Obscure chaine de vidéoclub New Yorkaise créée par un certain Kim Yong-man, Kim’s Video était THE place to be pour qui était à la recherche de films obscurs et déviants, une véritable mine d’or où l’introuvable était trouvable, quitte à verser dans l’illégalité pour proposer les métrages à la location. Lancée en 1987, le dernier Kim’s Video a fermé ses portes en 2008 avec quelques 55.000 films en son sein. Suite à cette fermeture, Kim Yong-man a annoncé faire don de l’intégralité de cette collection de métrages sous certaines conditions : ladite collection devait d’une part être conservée, entretenue et digitalisée à des fins historiques dans ce qui aurait dû être une sorte de musée censé attirer du monde dans la ville de Salemi qui peinait alors à se reconstruire après une catastrophe naturelle, de l’autre encore être accessible à qui possède toujours la carte du vidéoclub. C’est ainsi que la collection s’est retrouvé en Sicile à Salemi, et depuis… plus rien. David Redmon, obsédé à l’idée de savoir ce qu’il est advenu du don du vidéoclub qu’il fréquentait, nous embarque dans une aventure incroyable. Revenant d’abord sur l’histoire de la chaine de vidéoclubs et son lien personnel avec celle-ci, le documentaire commence à devenir complétement hallucinant une fois le documentaliste arrivé sur place. Confronté à la fois à la police locale, le maire de Salemi, l’actuel Secrétaire d’État italien à la Culture Vittorio Sgarbi et aux rapports de l’affaire avec la mafia, David Redmon réussit non sans peine à rassembler les pièces du puzzle et même à convaincre Kim Yong-man, aujourd’hui homme d’affaire qui navigue entre New York et Séoul qui pourtant ne veut plus entendre parler de cette histoire dans laquelle il s’est fait flouer, de rapatrier la collection dans un nouveau vidéo club d’une manière on ne peut plus insolite. Ce ne sont ici que les grandes lignes d’un documentaire complètement fou au point de se demander par moments s’il ne s’agit pas d’un documenteur tant les situations sont de plus en plus rocambolesques.
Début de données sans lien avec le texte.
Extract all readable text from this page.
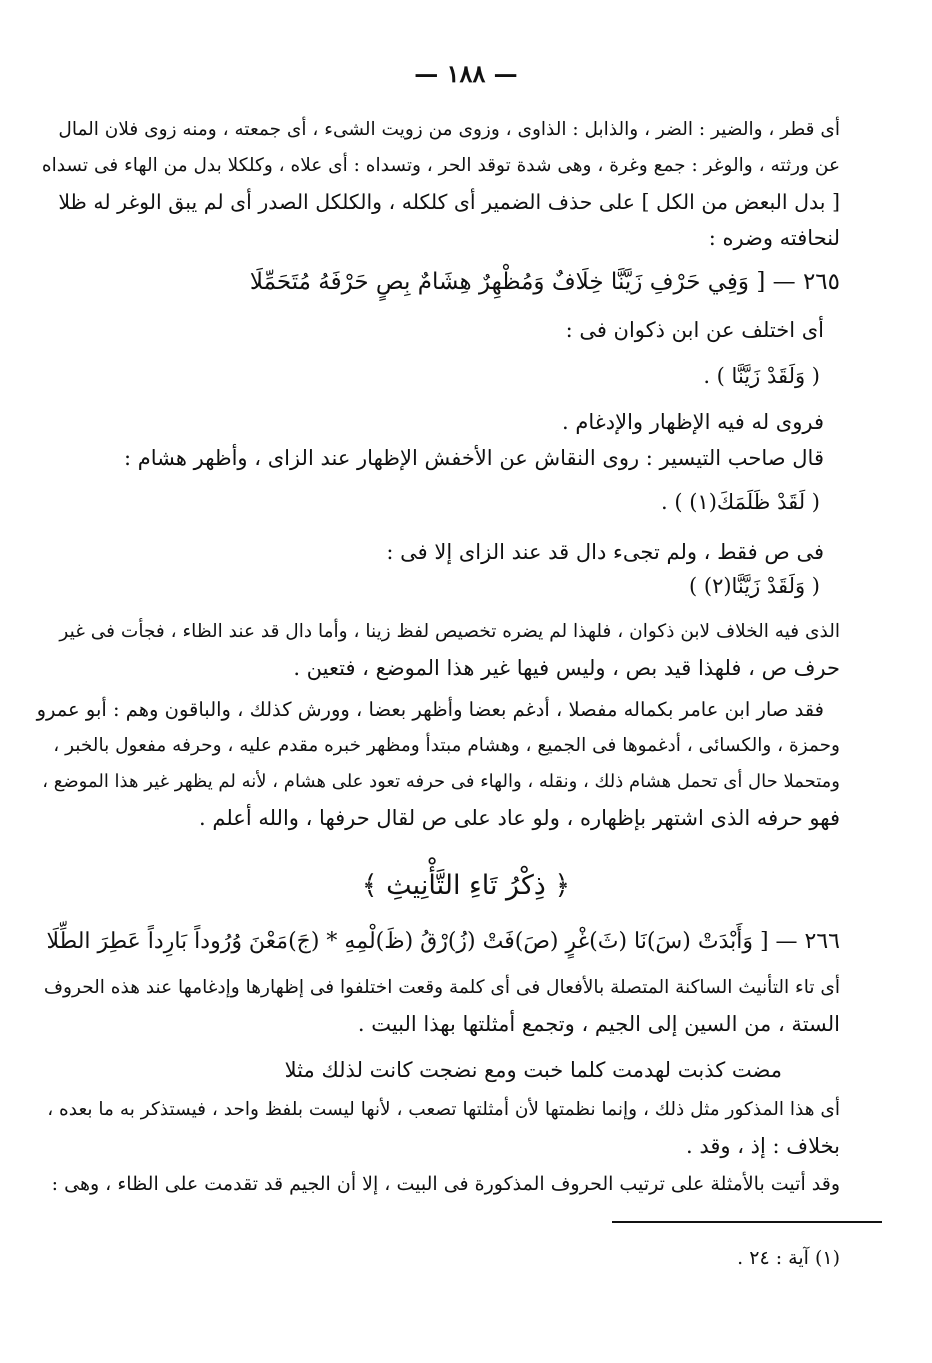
— ١٨٨ —
أى قطر ، والضير : الضر ، والذابل : الذاوى ، وزوى من زويت الشىء ، أى جمعته ، ومنه زوى فلان المال
عن ورثته ، والوغر : جمع وغرة ، وهى شدة توقد الحر ، وتسداه : أى علاه ، وكلكلا بدل من الهاء فى تسداه
[ بدل البعض من الكل ] على حذف الضمير أى كلكله ، والكلكل الصدر أى لم يبق الوغر له ظلا
لنحافته وضره :
٢٦٥ — [ وَفِي حَرْفِ زَيَّنَّا خِلَافٌ وَمُظْهِرٌ هِشَامٌ بِصٍ حَرْفَهُ مُتَحَمِّلَا
أى اختلف عن ابن ذكوان فى :
( وَلَقَدْ زَيَّنَّا ) .
فروى له فيه الإظهار والإدغام .
قال صاحب التيسير : روى النقاش عن الأخفش الإظهار عند الزاى ، وأظهر هشام :
( لَقَدْ ظَلَمَكَ(١) ) .
فى ص فقط ، ولم تجىء دال قد عند الزاى إلا فى :
( وَلَقَدْ زَيَّنَّا(٢) )
الذى فيه الخلاف لابن ذكوان ، فلهذا لم يضره تخصيص لفظ زينا ، وأما دال قد عند الظاء ، فجأت فى غير
حرف ص ، فلهذا قيد بص ، وليس فيها غير هذا الموضع ، فتعين .
فقد صار ابن عامر بكماله مفصلا ، أدغم بعضا وأظهر بعضا ، وورش كذلك ، والباقون وهم : أبو عمرو
وحمزة ، والكسائى ، أدغموها فى الجميع ، وهشام مبتدأ ومظهر خبره مقدم عليه ، وحرفه مفعول بالخبر ،
ومتحملا حال أى تحمل هشام ذلك ، ونقله ، والهاء فى حرفه تعود على هشام ، لأنه لم يظهر غير هذا الموضع ،
فهو حرفه الذى اشتهر بإظهاره ، ولو عاد على ص لقال حرفها ، والله أعلم .
﴿ ذِكْرُ تَاءِ التَّأْنِيثِ ﴾
٢٦٦ — [ وَأَبْدَتْ (سَ)نَا (ثَ)غْرٍ (صَ)فَتْ (زُ)رْقُ (ظَ)لْمِهِ * (جَ)مَعْنَ وُرُوداً بَارِداً عَطِرَ الطِّلَا
أى تاء التأنيث الساكنة المتصلة بالأفعال فى أى كلمة وقعت اختلفوا فى إظهارها وإدغامها عند هذه الحروف
الستة ، من السين إلى الجيم ، وتجمع أمثلتها بهذا البيت .
مضت كذبت لهدمت كلما خبت ومع نضجت كانت لذلك مثلا
أى هذا المذكور مثل ذلك ، وإنما نظمتها لأن أمثلتها تصعب ، لأنها ليست بلفظ واحد ، فيستذكر به ما بعده ،
بخلاف : إذ ، وقد .
وقد أتيت بالأمثلة على ترتيب الحروف المذكورة فى البيت ، إلا أن الجيم قد تقدمت على الظاء ، وهى :
(١) آية : ٢٤ .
A la fois thriller politique, trip nostalgique d’une époque révolue et véritable déclaration d’amour au cinéma, Kim’s Video est un documentaire aussi passionnant qu’improbable à découvrir.


THE WEIRD KIDZ, de Zach Passero – USA

Monteur et maquilleur sur plusieurs films de Lucky McKee, qui coproduit la chose, Zach Passero a passé huit ans à dessiner et réaliser à la main the Weird Kidz. Le style graphique et l’animation, qui rappellent les productions MTV des 90’s, ne plaira pas à tout le monde, mais il serait dommage de passer à côté d’un film que l’on pourrait rapprocher de Violence Voyager du Japonais Ujicha dans sa manière d’aborder l’animation horrifique qui ressemble à une production Amblin des 80’s, mais destiné aux adultes. Plus qu’un dessin animé, The Weird Kidz est un véritable B movie horrifique qui respecte les codes du genre (des boobs, du gore, des monstres) et rend hommage aux années 80 sans pour autant en forcer le trait plus que de raison. Il ne faut pas en attendre plus, le film ne prétend de toute façon pas être autre chose, mais le pari est réussi pour ce sympathique retour dans le passé peu avare en gore et en humour. De plus the Weird Kidz est un film qui va à l’essentiel avec un rythme soutenu et la petite heure vingt-et-une passe à vitesse grand V.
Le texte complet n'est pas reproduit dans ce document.